What led to this incident? To raise money, particularly for military purposes, the British Government would levy tax on imported products such as tea. At that time, tea drinking was as popular in the American colonies as it was in Britain: and in 1773 Americans were outraged by the imposition by Lord North of tax on tea in both Britain and America. This resentment was further fuelled by lack of American representation in the British Parliament, giving rise to the famous slogan "No taxation without representation."

At the same time, the Tea Act of 1773 gave the East India Company the right to ship tea from China directly to America. This was enacted to counter the American practice of buying (and sometimes smuggling) tea in from Holland and even direct from China via the Dutch, a practice which reduced trade for the East India Company. This Act put many American tea importers out of business as they incurred a tax the locals didn't want. The Americans decided that the British had interfered once too often and the Boston Tea Party took place.


The Tea Clippers

Until the mid 1800's, cargo ships including those carrying tea, usually took between twelve and fifteen months to make passage from ports in the East to those in London. East India Company ships, given exclusive control of the tea trade by Act of Parliament in 1832, raced to be the first ships to land tea in Britain.

By the middle of the 19th Century, the races between the tea clippers had become a great annual competition. The race began in China where the clippers would leave the Canton River, race down the China Sea, across the Indian Ocean, around the Cape of Good Hope, up the Atlantic, past the Azores and into the English Channel. The clippers would then be towed up the River Thames by tugs and the race would be won by the first ship to hurl ashore its cargo at the docks. The first cargo home fetched as much as an extra sixpence (2.5p) per 1lb (450g) - and gained a cash bonus for Captain and crew.

The Americans were the first to design a new type of clipper. Recognising that the old ships had to carry too much weight, they designed a more streamlined vessel (based on the old Baltimore clippers) capable of carrying greater cargo (providing it was loaded correctly) at a greater speed. The new, faster clipper was born - so called because they were designed to "clip"; or get the last ounce of speed from the wind. The first of these three masted, full-rigged vessels was the 750 ton"Rainbow" launched in New York in 1845. Every line promised speed - from the sharp, curving stem to the slim, tapering stern, with tall raking masts carrying a huge area of sail. The journey time of the slow East Indiamen clippers was halved.

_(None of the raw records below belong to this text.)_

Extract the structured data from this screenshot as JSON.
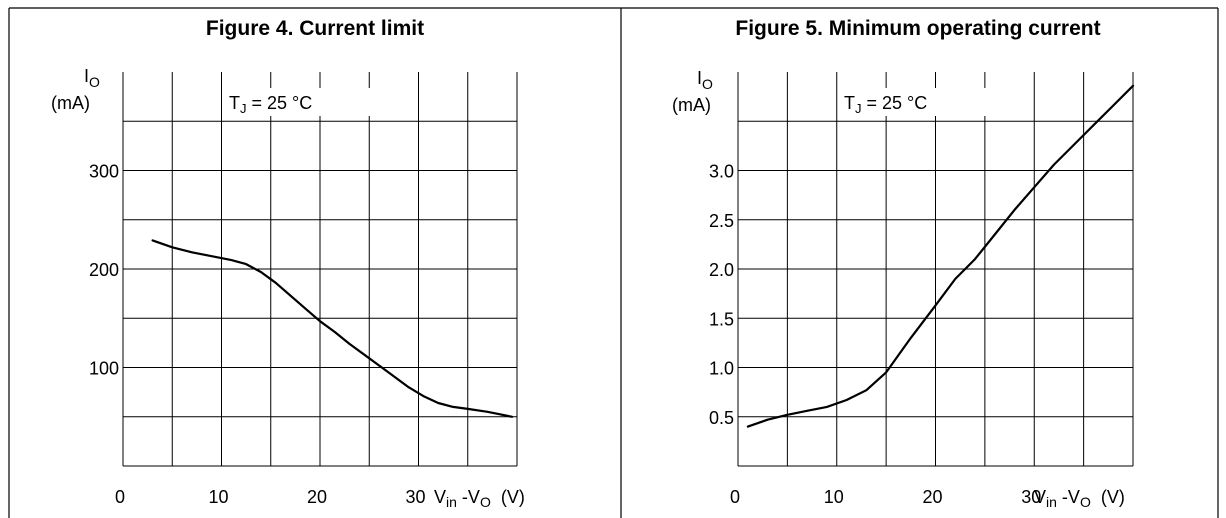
{
  "chart_data": [
    {
      "type": "line",
      "title": "Figure 4. Current limit",
      "ylabel_main": "I",
      "ylabel_sub": "O",
      "ylabel_unit": "(mA)",
      "xlabel_v1": "V",
      "xlabel_in": "in",
      "xlabel_dash": " -V",
      "xlabel_o": "O",
      "xlabel_unit": "(V)",
      "annotation_main": "T",
      "annotation_sub": "J",
      "annotation_rest": " = 25 °C",
      "xlim": [
        0,
        40
      ],
      "ylim": [
        0,
        400
      ],
      "grid": true,
      "x_ticks": [
        0,
        10,
        20,
        30
      ],
      "x_tick_labels": [
        "0",
        "10",
        "20",
        "30"
      ],
      "y_ticks": [
        100,
        200,
        300
      ],
      "y_tick_labels": [
        "100",
        "200",
        "300"
      ],
      "series": [
        {
          "x": [
            3,
            5,
            7,
            9,
            11,
            12.5,
            14,
            15.5,
            17,
            18.5,
            20,
            21.5,
            23,
            24.5,
            26,
            27.5,
            29,
            30.5,
            32,
            33.5,
            35,
            37,
            39.5
          ],
          "y": [
            229,
            222,
            217,
            213,
            209,
            205,
            197,
            186,
            173,
            160,
            147,
            136,
            124,
            113,
            102,
            91,
            80,
            71,
            64,
            60,
            58,
            55,
            50
          ]
        }
      ]
    },
    {
      "type": "line",
      "title": "Figure 5. Minimum operating current",
      "ylabel_main": "I",
      "ylabel_sub": "O",
      "ylabel_unit": "(mA)",
      "xlabel_v1": "V",
      "xlabel_in": "in",
      "xlabel_dash": " -V",
      "xlabel_o": "O",
      "xlabel_unit": "(V)",
      "annotation_main": "T",
      "annotation_sub": "J",
      "annotation_rest": " = 25 °C",
      "xlim": [
        0,
        40
      ],
      "ylim": [
        0,
        4
      ],
      "grid": true,
      "x_ticks": [
        0,
        10,
        20,
        30
      ],
      "x_tick_labels": [
        "0",
        "10",
        "20",
        "30"
      ],
      "y_ticks": [
        0.5,
        1.0,
        1.5,
        2.0,
        2.5,
        3.0
      ],
      "y_tick_labels": [
        "0.5",
        "1.0",
        "1.5",
        "2.0",
        "2.5",
        "3.0"
      ],
      "series": [
        {
          "x": [
            1,
            3,
            5,
            7,
            9,
            11,
            13,
            15,
            17.5,
            20,
            22,
            24,
            26,
            28,
            30,
            32,
            34,
            36,
            38,
            40
          ],
          "y": [
            0.4,
            0.47,
            0.52,
            0.56,
            0.6,
            0.67,
            0.77,
            0.95,
            1.3,
            1.63,
            1.9,
            2.1,
            2.35,
            2.6,
            2.83,
            3.06,
            3.26,
            3.46,
            3.66,
            3.86
          ]
        }
      ]
    }
  ]
}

The first British built clipper, the "Stornaway", was launched for the traders Jardine Matheson in 1850 in Aberdeen. Many others followed: the "Lightning", an American built ship, covered 4.36 sea miles in 24 hours an average of eighteen miles per knot (this according to users), a record at this time and nearly as fast as a modern ocean liner.

Perhaps the most famous clipper ever built was the British clipper "Cutty Sark". The Cutty Sark was built in 1868 and only carried tea on just eight occasions.


Teas influence on British Boundaries, Commerce and Industry

Very early tea cups had no handles, being originally imported from China where such cups traditionally had no handles. So as tea drinking gained popularity, so did the demand for more British-style tea ware. This fuelled the rapid growth of the English pottery and porcelain industry, which soon became world famous. Most factories making tea ware were located in the Midlands area which became known as "The Potteries".


Tea in two World Wars

In World War I, the German U-boat blockade drastically reduced tea imports into Britain: the ensuing black market led to rationing for civilians and prices were fixed by the Government. Tea rationing in World War II was less drastic, although virtually all other foods were severely rationed. Believed to act as a national morale booster, tea stocks were dispersed in over 500 different locations around the country to minimise the chances of destruction by air-raid. Tea was drunk in vast quantities by civilians and the armed forces: by D-Day, for example, the Royal Navy alone was drinking nearly 4000 tonnes a year.